The engine was cleaned up with an airbox cover from Better Boxer, and Uni foam filters. With the handlebar setup made as clean as possible, we had to locate the choke lever somewhere else. We ended up retrofitting an earlier /5 choke lever bolted to a custom-welded plate on the side of the airbox cover. It looks similar to the /5 setup, and for the most part you wouldn’t know it was custom. Additionally, all the control cables were made from scratch to fit the fully customised setup.
The seat was made from a stainless steel pan, with a separate steel under pan to hold the electrical components, and upholstered in leather by Devin at Uneek Upholstery. I was very deliberate with this build to make the wiring as neat as possible, and used heat shrink and wiring loom to cover organised groups of wire. I’ve learned from past builds that keeping wiring neat and clean can make all the difference. It also helps when trying to diagnose problems if they ever do come up.

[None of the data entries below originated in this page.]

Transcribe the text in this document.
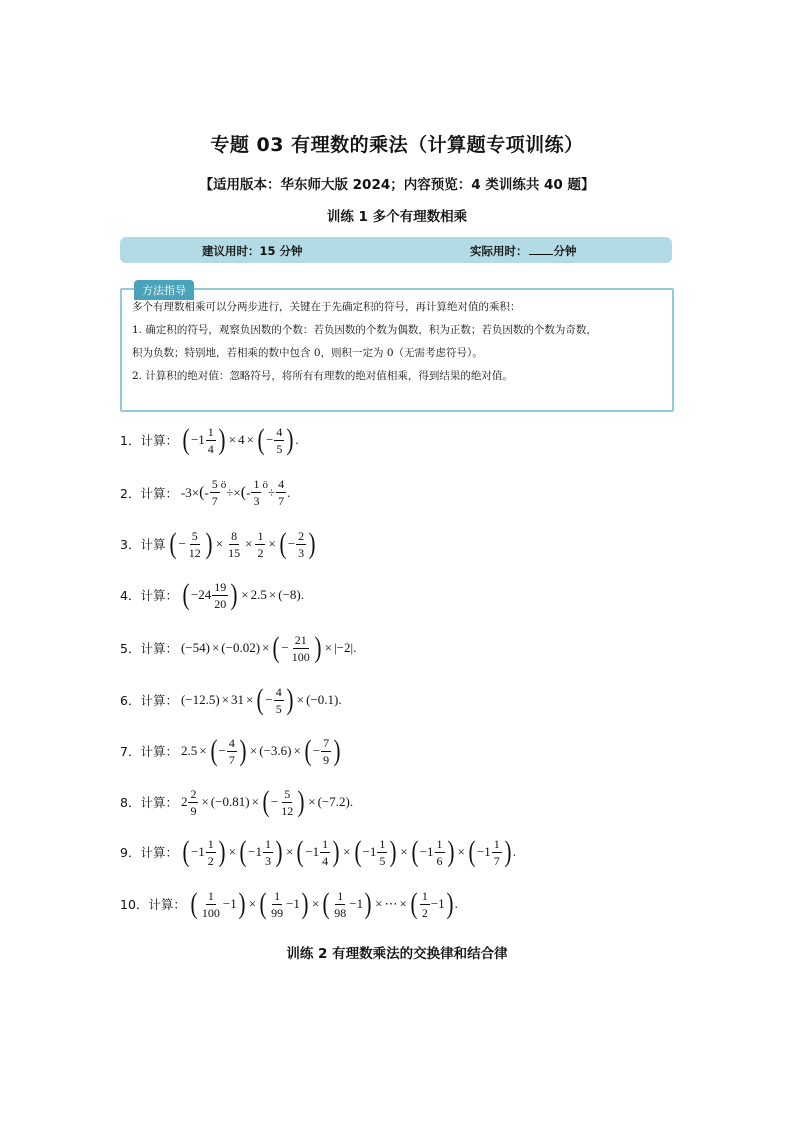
专题 03 有理数的乘法（计算题专项训练）
【适用版本：华东师大版 2024；内容预览：4 类训练共 40 题】
训练 1 多个有理数相乘
建议用时：15 分钟	实际用时： 分钟
方法指导

多个有理数相乘可以分两步进行，关键在于先确定积的符号，再计算绝对值的乘积：

1. 确定积的符号，观察负因数的个数：若负因数的个数为偶数，积为正数；若负因数的个数为奇数，

积为负数；特别地，若相乘的数中包含 0，则积一定为 0（无需考虑符号）。

2. 计算积的绝对值：忽略符号，将所有有理数的绝对值相乘，得到结果的绝对值。

1．计算： ( $-1 \frac{1}{4}$ ) × 4 × ( − $\frac{4}{5}$ ) .
2．计算： -3× ( - $\frac{5}{7}$ ö ÷× ( - $\frac{1}{3}$ ö ÷ $\frac{4}{7}$ .
3．计算 ( − $\frac{5}{12}$ ) × $\frac{8}{15} \times \frac{1}{2}$ × ( − $\frac{2}{3}$ )
4．计算： ( $-24 \frac{19}{20}$ ) × 2.5 × (−8) .
5．计算： (−54) × (−0.02) × ( − $\frac{21}{100}$ ) × |−2| .
6．计算： (−12.5) × 31 × ( − $\frac{4}{5}$ ) × (−0.1) .
7．计算： 2.5 × ( − $\frac{4}{7}$ ) × (−3.6) × ( − $\frac{7}{9}$ )
8．计算： $2 \frac{2}{9} \times (-0.81)$ × ( − $\frac{5}{12}$ ) × (−7.2) .
9．计算： ( $-1 \frac{1}{2}$ ) × ( $-1 \frac{1}{3}$ ) × ( $-1 \frac{1}{4}$ ) × ( $-1 \frac{1}{5}$ ) × ( $-1 \frac{1}{6}$ ) × ( $-1 \frac{1}{7}$ ) .
10．计算： ( $\frac{1}{100} -1$ ) × ( $\frac{1}{99} -1$ ) × ( $\frac{1}{98} -1$ ) × ⋯ × ( $\frac{1}{2} -1$ ) .
训练 2 有理数乘法的交换律和结合律
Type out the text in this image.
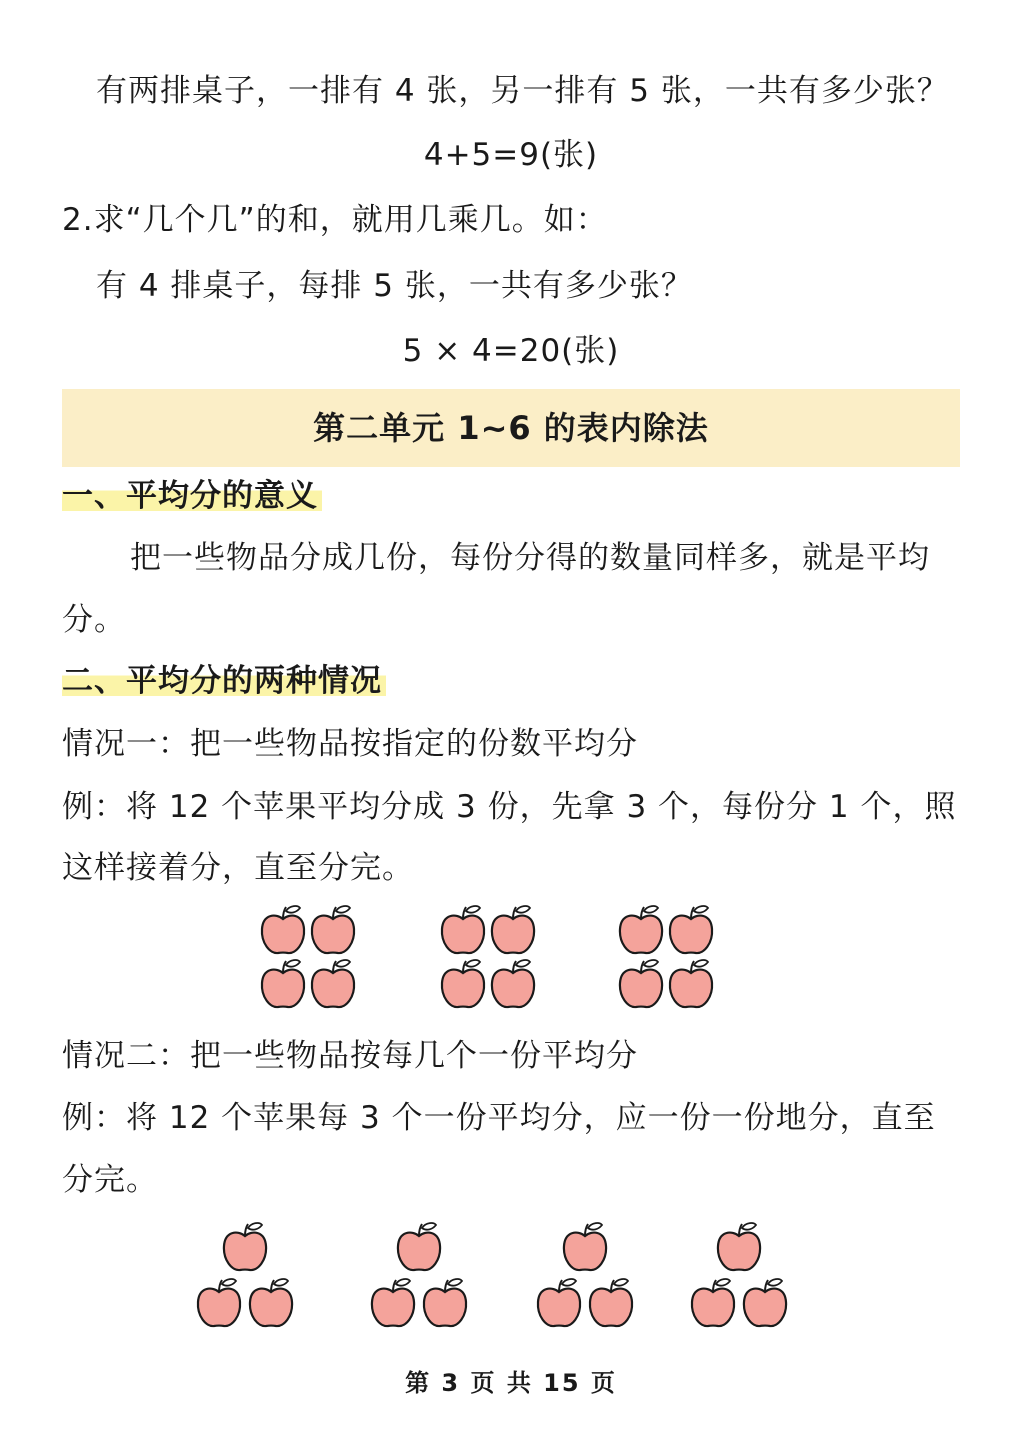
有两排桌子，一排有 4 张，另一排有 5 张，一共有多少张？
4+5=9(张)
2.求“几个几”的和，就用几乘几。如：
有 4 排桌子，每排 5 张，一共有多少张？
5 × 4=20(张)
第二单元 1~6 的表内除法
一、平均分的意义
把一些物品分成几份，每份分得的数量同样多，就是平均
分。
二、平均分的两种情况
情况一：把一些物品按指定的份数平均分
例：将 12 个苹果平均分成 3 份，先拿 3 个，每份分 1 个，照
这样接着分，直至分完。
情况二：把一些物品按每几个一份平均分
例：将 12 个苹果每 3 个一份平均分，应一份一份地分，直至
分完。
第 3 页 共 15 页
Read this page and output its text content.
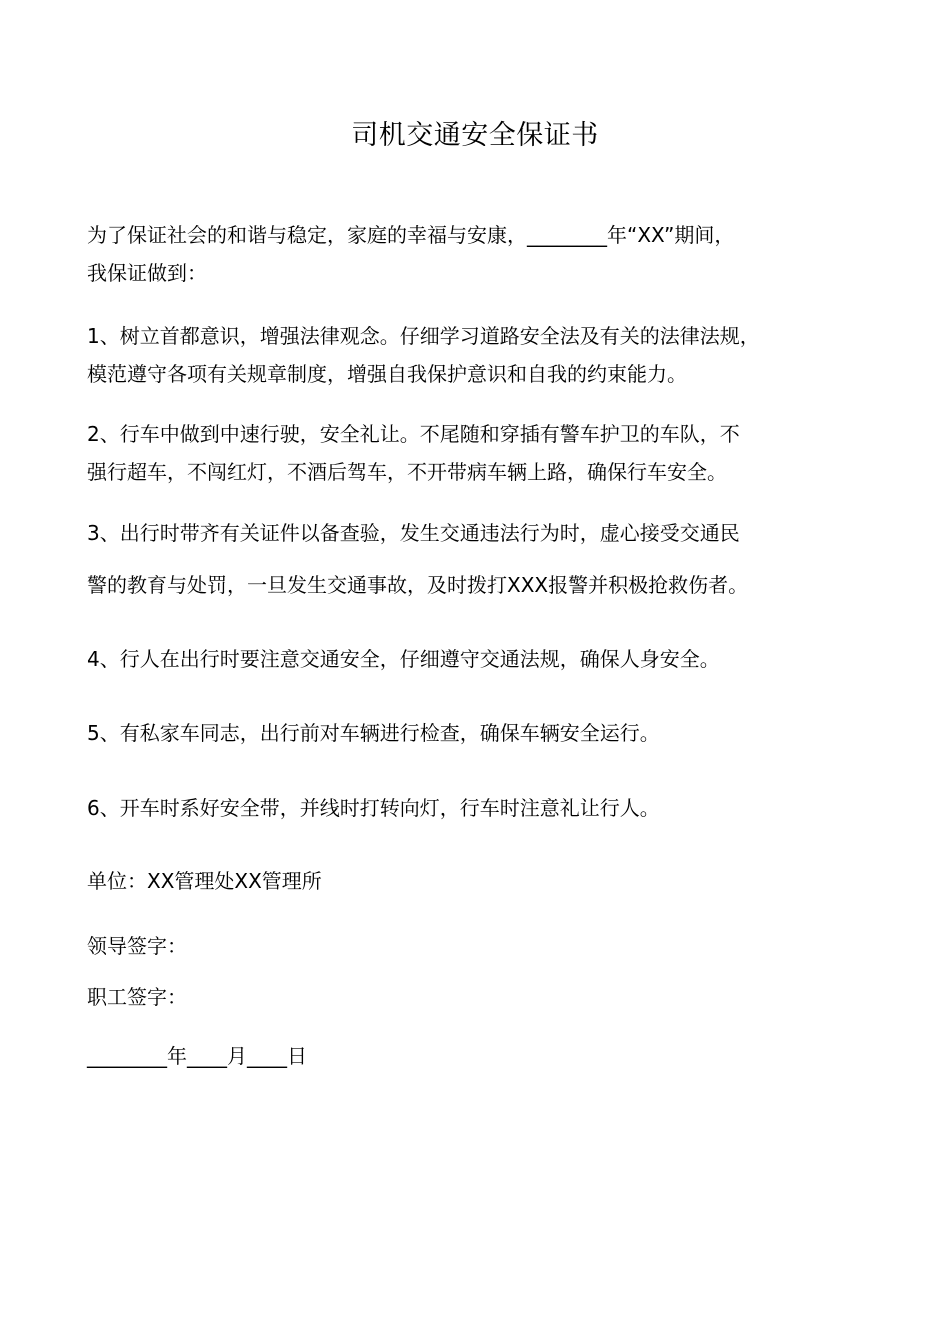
司机交通安全保证书

为了保证社会的和谐与稳定，家庭的幸福与安康，________年“XX”期间，
我保证做到：

1、树立首都意识，增强法律观念。仔细学习道路安全法及有关的法律法规，
模范遵守各项有关规章制度，增强自我保护意识和自我的约束能力。

2、行车中做到中速行驶，安全礼让。不尾随和穿插有警车护卫的车队，不
强行超车，不闯红灯，不酒后驾车，不开带病车辆上路，确保行车安全。

3、出行时带齐有关证件以备查验，发生交通违法行为时，虚心接受交通民
警的教育与处罚，一旦发生交通事故，及时拨打XXX报警并积极抢救伤者。

4、行人在出行时要注意交通安全，仔细遵守交通法规，确保人身安全。

5、有私家车同志，出行前对车辆进行检查，确保车辆安全运行。

6、开车时系好安全带，并线时打转向灯，行车时注意礼让行人。

单位：XX管理处XX管理所

领导签字：

职工签字：

________年____月____日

It took Mischa about 20 hours of riding before he truly understood what the bike had become. We had to adjust the settings a bit on the YSS rear shock to soften the ride, and still will probably have to swap in softer fork springs to truly dial in the suspension properly. Although these bikes aren’t known for being all that powerful, the exhaust has brought out a bit more grunt on an already torquey engine. This particular engine also happens to run quite smoothly, even as airheads go. The bike is loud, but not overly obnoxious, with more of a pleasant growl.
We’re both extremely proud of how the bike turned out, and in the end Mischa has a bike that not only looks great, but that he’s able to ride regularly as a commuter to and from work.